New-generation controls. Those bells and whistles include an advanced version of multi-machine controls (MMC) to automatically control pipe handling and similarly repetitive rig floor activities. Unlike typical semi-automatic drill floor networks, the software, rather than an individual, determines operational sequences. “We’re at a stage, where we can string the sequences together. An activity or series of activities essentially can be performed by the software, as opposed to requiring intervention of the operator at critical times,” Simon said. “This represents the latest generation of this approach, with more robustness and the ability to potentially integrate with other third parties on the rig.”
He sees that integration eventually extending from the drill floor to the wellbore. “We’re not there yet, and the rig certainly is not being delivered with that functionality. But, the ultimate expression would be the ability of the surface equipment to react to downhole conditions. One example would be closing the BOP, rather than waiting for a human to recognize there’s been a gain in the pit or whatever. Instead, you would have pre-set parameters that would respond to downhole sensors that would detect an influx or a whole range of different things. The rig definitely has the potential to be upgraded, when we move to the next generation with automated response to downhole conditions.”
Atypical redundancies. Automated controls aside, Simon said the rig is equipped with an unprecedented level of redundancy that “really hasn’t been seen before on a jackup,” including dual pipe rackers and tubular make-up machines. As reflected in the higher air gap, and specially engineered safety escape chutes to reduce the effective lowering distance of lifeboats, the Lloyd Noble in many respects went beyond the standard features of the CJ70 and Cat J designs, he said.

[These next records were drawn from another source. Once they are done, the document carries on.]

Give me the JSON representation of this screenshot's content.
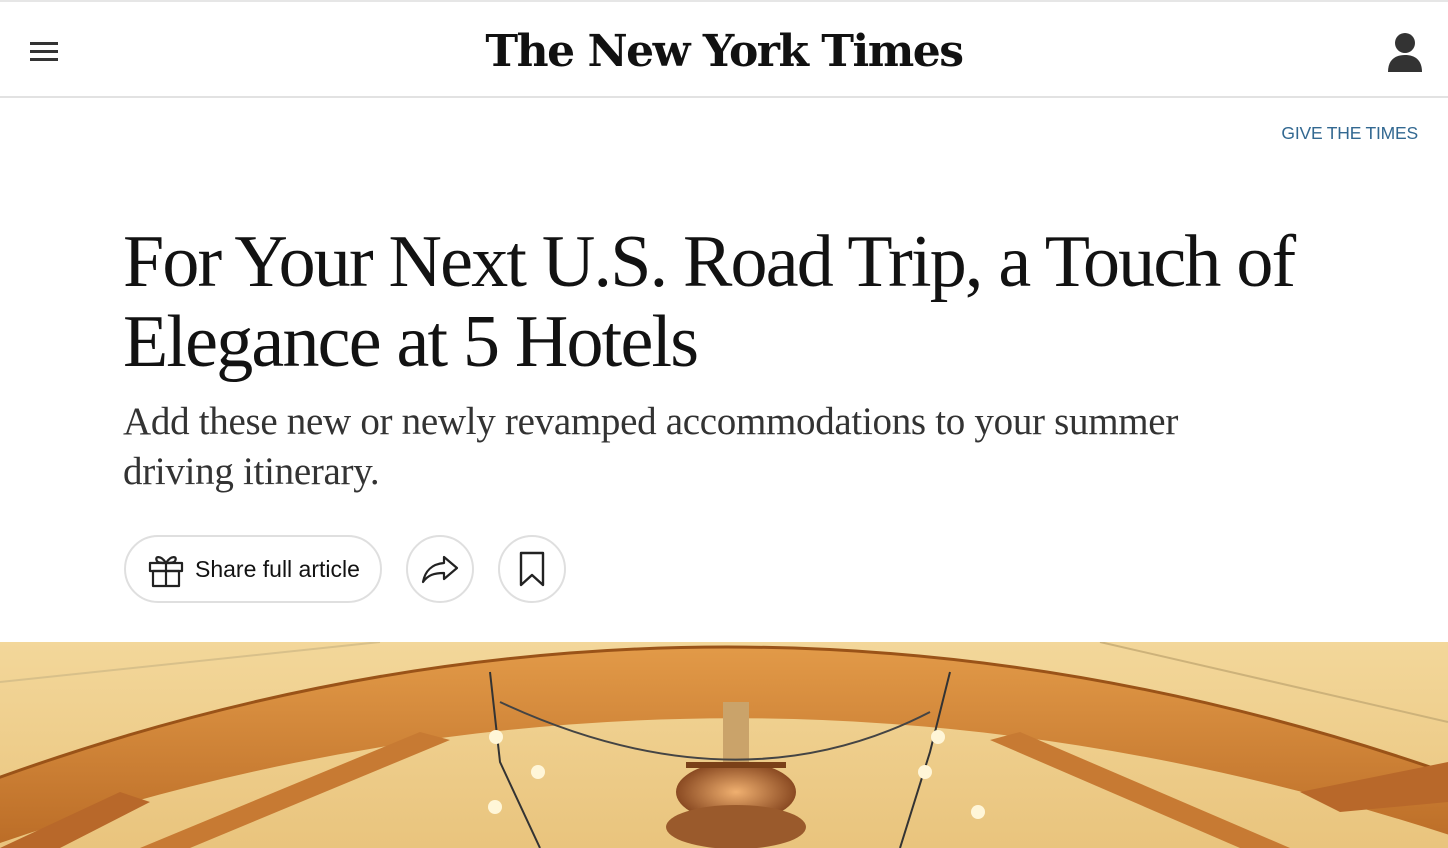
{
  "header": {
    "menu_icon": "hamburger-menu-icon",
    "masthead": "The New York Times",
    "account_icon": "user-account-icon"
  },
  "promo": {
    "give_link": "GIVE THE TIMES"
  },
  "article": {
    "headline_line1": "For Your Next U.S. Road Trip, a Touch of",
    "headline_line2": "Elegance at 5 Hotels",
    "summary": "Add these new or newly revamped accommodations to your summer driving itinerary."
  },
  "tools": {
    "share_label": "Share full article",
    "share_icon": "gift-icon",
    "forward_icon": "share-arrow-icon",
    "save_icon": "bookmark-icon"
  },
  "colors": {
    "link": "#326891",
    "text": "#121212",
    "border": "#dfdfdf",
    "wood": "#c8782e"
  }
}
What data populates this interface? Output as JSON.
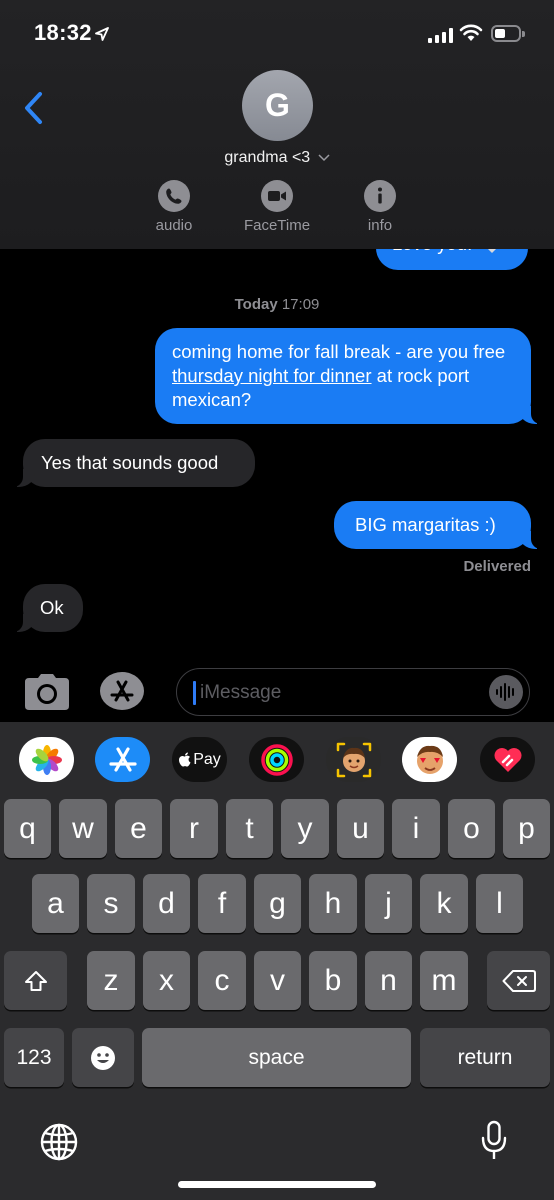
{
  "status_bar": {
    "time": "18:32"
  },
  "header": {
    "avatar_initial": "G",
    "contact_name": "grandma <3",
    "actions": {
      "audio": "audio",
      "facetime": "FaceTime",
      "info": "info"
    }
  },
  "thread": {
    "previous_message": "Love you!",
    "timestamp_day": "Today",
    "timestamp_time": "17:09",
    "msg1_prefix": "coming home for fall break - are you free ",
    "msg1_link": "thursday night for dinner",
    "msg1_suffix": " at rock port mexican?",
    "msg2": "Yes that sounds good",
    "msg3": "BIG margaritas :)",
    "delivered": "Delivered",
    "msg4": "Ok"
  },
  "input": {
    "placeholder": "iMessage"
  },
  "app_drawer": {
    "apple_pay": "Pay"
  },
  "keyboard": {
    "row1": [
      "q",
      "w",
      "e",
      "r",
      "t",
      "y",
      "u",
      "i",
      "o",
      "p"
    ],
    "row2": [
      "a",
      "s",
      "d",
      "f",
      "g",
      "h",
      "j",
      "k",
      "l"
    ],
    "row3": [
      "z",
      "x",
      "c",
      "v",
      "b",
      "n",
      "m"
    ],
    "numbers_key": "123",
    "space_key": "space",
    "return_key": "return"
  },
  "colors": {
    "bubble_outgoing": "#1a7cf4",
    "bubble_incoming": "#262629",
    "accent": "#2f7cf6",
    "background": "#000000"
  }
}
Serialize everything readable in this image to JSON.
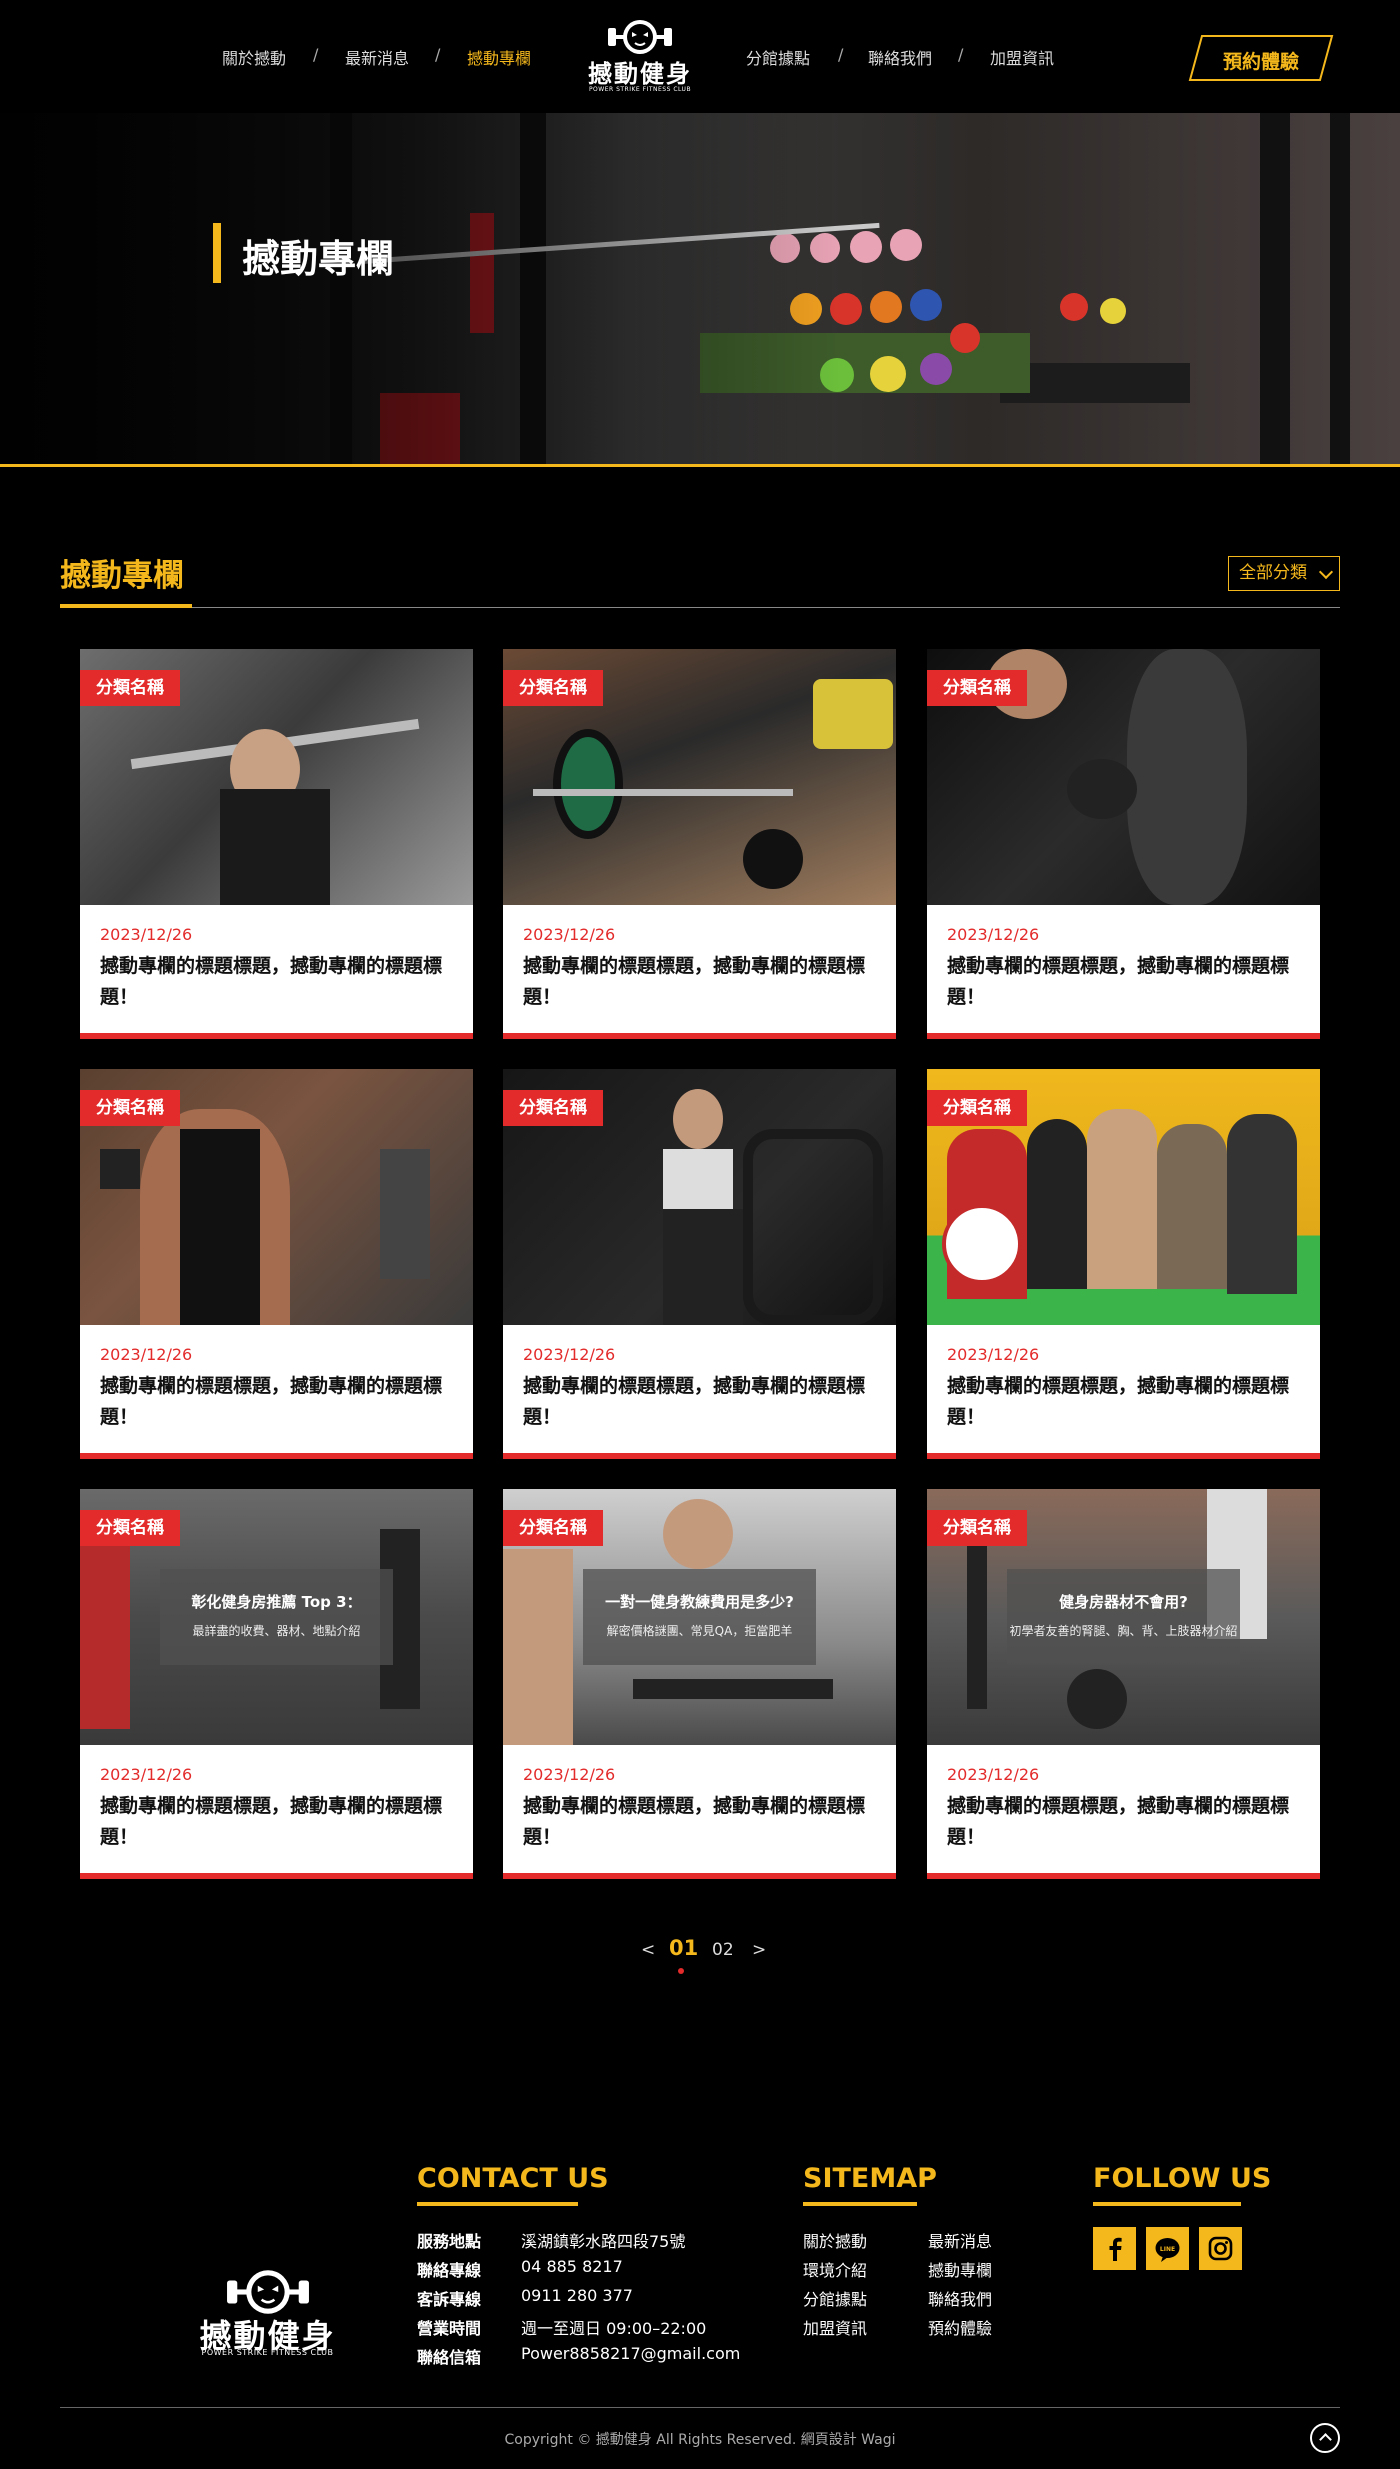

“We also applied a dynamic positioning-type philosophy, in that we have separate engine rooms. We looked at single-point failures that might exist in critical power and hydraulic systems, and spent a great deal of effort in eliminating them, or providing ways to work around problems should they occur. All this is aimed at maximizing uptime and minimizing the risks of single-point failures.”
“The end result is the ability at the wellsite to remove some of the frailties of human communication, and ensure it operates in a more consistent, repeatable/predictable manner and remove the human variation from the performance side.”
While the goal is to enhance the drilling process and make it less people-intensive, Simon said experienced human surveillance must remain front and center. “You can’t just move to a single integrated system. You still must have checks and balances of the different wellsite participants.”
That brings us back to Rose’s jocular vision for automation. “That’s very insightful and ultimately that’s where we’re headed. But, the dog is more likely to be a very experienced drilling superintendent, looking at a bunch of screens at a location a long, long way from the wellsite. There’s no substitution for that informed oversight,” Simon says.